- Peak Hill
- Coordinates: 25°38′00″S 118°43′00″E﻿ / ﻿25.63333°S 118.71667°E
- Country: Australia
- State: Western Australia
- LGA: Shire of Meekatharra;
- Location: 885 km (550 mi) north east of Perth; 120 km (75 mi) north of Meekatharra;
- Established: 1897

Government
- • State electorate: North West;
- • Federal division: Durack;

Area
- • Total: 26,524.1 km^{2} (10,241.0 sq mi)
- Elevation: 608 m (1,995 ft)

Population
- • Total: 121 (SAL 2021)
- Postcode: 6642

= Peak Hill, Western Australia =

Ghost town in Western Australia

Peak Hill is the name of a goldfield, locality and the site of a gold mining ghost town in the Murchison Region of Western Australia. The gold mine covers 2,162 hectares and consists of four open-cut mines: Main, Jubilee, Fiveways and Harmony.

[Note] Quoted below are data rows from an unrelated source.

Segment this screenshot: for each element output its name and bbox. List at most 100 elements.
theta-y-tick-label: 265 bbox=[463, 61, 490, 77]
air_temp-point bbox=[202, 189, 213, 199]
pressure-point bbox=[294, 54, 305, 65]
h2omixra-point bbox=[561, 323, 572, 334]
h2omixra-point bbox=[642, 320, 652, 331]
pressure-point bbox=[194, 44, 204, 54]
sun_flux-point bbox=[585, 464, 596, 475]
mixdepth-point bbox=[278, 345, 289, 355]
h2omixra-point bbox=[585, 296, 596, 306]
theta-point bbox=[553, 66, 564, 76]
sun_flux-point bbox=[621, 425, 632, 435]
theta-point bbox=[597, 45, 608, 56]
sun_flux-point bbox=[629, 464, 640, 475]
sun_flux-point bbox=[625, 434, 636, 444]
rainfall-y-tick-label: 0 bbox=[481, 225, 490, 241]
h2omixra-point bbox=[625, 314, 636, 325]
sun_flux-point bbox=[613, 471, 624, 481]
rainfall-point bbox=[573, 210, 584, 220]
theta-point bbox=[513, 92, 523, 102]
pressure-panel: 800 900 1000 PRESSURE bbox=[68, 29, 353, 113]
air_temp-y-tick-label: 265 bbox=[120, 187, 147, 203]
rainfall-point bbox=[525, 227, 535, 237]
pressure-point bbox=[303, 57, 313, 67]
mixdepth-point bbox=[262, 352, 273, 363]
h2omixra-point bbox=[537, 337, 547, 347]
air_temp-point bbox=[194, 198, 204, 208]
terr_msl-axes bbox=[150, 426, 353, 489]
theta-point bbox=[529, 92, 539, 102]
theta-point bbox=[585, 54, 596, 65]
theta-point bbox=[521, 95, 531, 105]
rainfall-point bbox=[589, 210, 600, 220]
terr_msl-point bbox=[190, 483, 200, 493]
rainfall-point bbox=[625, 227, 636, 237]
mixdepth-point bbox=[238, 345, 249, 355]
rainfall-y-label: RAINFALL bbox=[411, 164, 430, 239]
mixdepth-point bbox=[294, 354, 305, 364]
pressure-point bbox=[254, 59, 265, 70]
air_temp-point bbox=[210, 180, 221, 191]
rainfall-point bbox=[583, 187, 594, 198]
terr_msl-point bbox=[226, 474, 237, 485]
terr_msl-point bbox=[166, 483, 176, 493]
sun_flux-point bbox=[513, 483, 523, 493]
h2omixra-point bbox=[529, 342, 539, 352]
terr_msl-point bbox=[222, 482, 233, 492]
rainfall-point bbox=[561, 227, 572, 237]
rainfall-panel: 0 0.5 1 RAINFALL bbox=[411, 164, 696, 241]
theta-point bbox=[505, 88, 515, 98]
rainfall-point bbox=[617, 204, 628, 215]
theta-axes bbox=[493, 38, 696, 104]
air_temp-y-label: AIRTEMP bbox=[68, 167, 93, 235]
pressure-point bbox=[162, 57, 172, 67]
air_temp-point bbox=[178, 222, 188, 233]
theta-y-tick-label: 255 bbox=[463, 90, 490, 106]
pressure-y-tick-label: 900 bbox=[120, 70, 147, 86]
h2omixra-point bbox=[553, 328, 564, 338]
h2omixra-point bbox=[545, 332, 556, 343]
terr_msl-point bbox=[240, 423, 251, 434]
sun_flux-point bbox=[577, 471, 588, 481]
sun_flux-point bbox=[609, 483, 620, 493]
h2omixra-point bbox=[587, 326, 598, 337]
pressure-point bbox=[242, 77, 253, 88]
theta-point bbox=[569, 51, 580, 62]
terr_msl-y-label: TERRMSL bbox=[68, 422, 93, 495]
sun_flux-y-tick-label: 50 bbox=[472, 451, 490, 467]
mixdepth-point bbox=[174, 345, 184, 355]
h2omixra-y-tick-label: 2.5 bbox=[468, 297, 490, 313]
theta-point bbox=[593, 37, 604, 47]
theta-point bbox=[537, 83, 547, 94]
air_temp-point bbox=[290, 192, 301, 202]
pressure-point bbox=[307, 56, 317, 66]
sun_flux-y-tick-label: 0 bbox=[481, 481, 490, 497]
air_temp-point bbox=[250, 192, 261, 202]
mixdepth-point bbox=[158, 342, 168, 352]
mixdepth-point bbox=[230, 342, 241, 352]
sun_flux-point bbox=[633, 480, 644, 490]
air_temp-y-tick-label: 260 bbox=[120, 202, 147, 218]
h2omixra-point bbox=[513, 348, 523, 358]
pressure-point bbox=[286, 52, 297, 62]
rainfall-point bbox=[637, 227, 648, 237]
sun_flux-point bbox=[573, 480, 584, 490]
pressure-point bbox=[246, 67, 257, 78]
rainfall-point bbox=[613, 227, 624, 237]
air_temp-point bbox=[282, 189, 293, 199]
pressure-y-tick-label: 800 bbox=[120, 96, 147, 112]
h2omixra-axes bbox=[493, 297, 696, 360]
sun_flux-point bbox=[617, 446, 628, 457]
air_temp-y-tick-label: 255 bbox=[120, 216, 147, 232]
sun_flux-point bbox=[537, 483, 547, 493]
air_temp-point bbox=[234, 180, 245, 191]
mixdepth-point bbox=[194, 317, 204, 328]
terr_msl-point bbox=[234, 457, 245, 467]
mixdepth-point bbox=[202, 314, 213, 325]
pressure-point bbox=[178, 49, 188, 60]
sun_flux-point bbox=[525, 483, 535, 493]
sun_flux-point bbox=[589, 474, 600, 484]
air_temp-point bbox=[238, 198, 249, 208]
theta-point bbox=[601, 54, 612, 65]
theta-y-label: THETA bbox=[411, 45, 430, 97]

In the adjacent region to the locality, there are considerable non-auriferous mineral deposits. Adjacent fields included the Horseshoe field.

Early exploration at the site occurred in the 1890s, when gold was discovered by William John Wilson in 1892. The townsite was gazetted in 1897, and the field has had varied fortunes even in early years. Before 1913, the mine produced some 270,000 ounces (7.7 tonnes) of gold. Peak Hill was also included as a location in a regional newspaper network of more outlying mining communities in the 1920s and 1930s.

The population of the town was 190 (180 males and 10 females) in 1898.

Alfred Walker, the proprietor of the Peak Hill General Store until 1954, was the last full-time resident of Peak Hill. He retired to his daughter's farm at Peppermint Grove, south of Capel.

In the 1970s, it was reduced to a ghost town with a few remaining residents, however in the 1980s activity resumed, producing around 650,000 ounces (18.4 tonnes) of gold. The mine became dormant again in the 2000s.

==Horseshoe mine and railway==

The Meekatharra-Horseshoe Railway Act 1920, assented to on 31 December 1920, authorised the construction of the railway line from Meekatharra, where it intersected the Mullewa–Meekatharra railway, to the Horseshoe mine, north-west of Peak Hill. The private 85 mi railway was short-lived, existing from 1927 until 1933, when the company mining manganese went into receivership.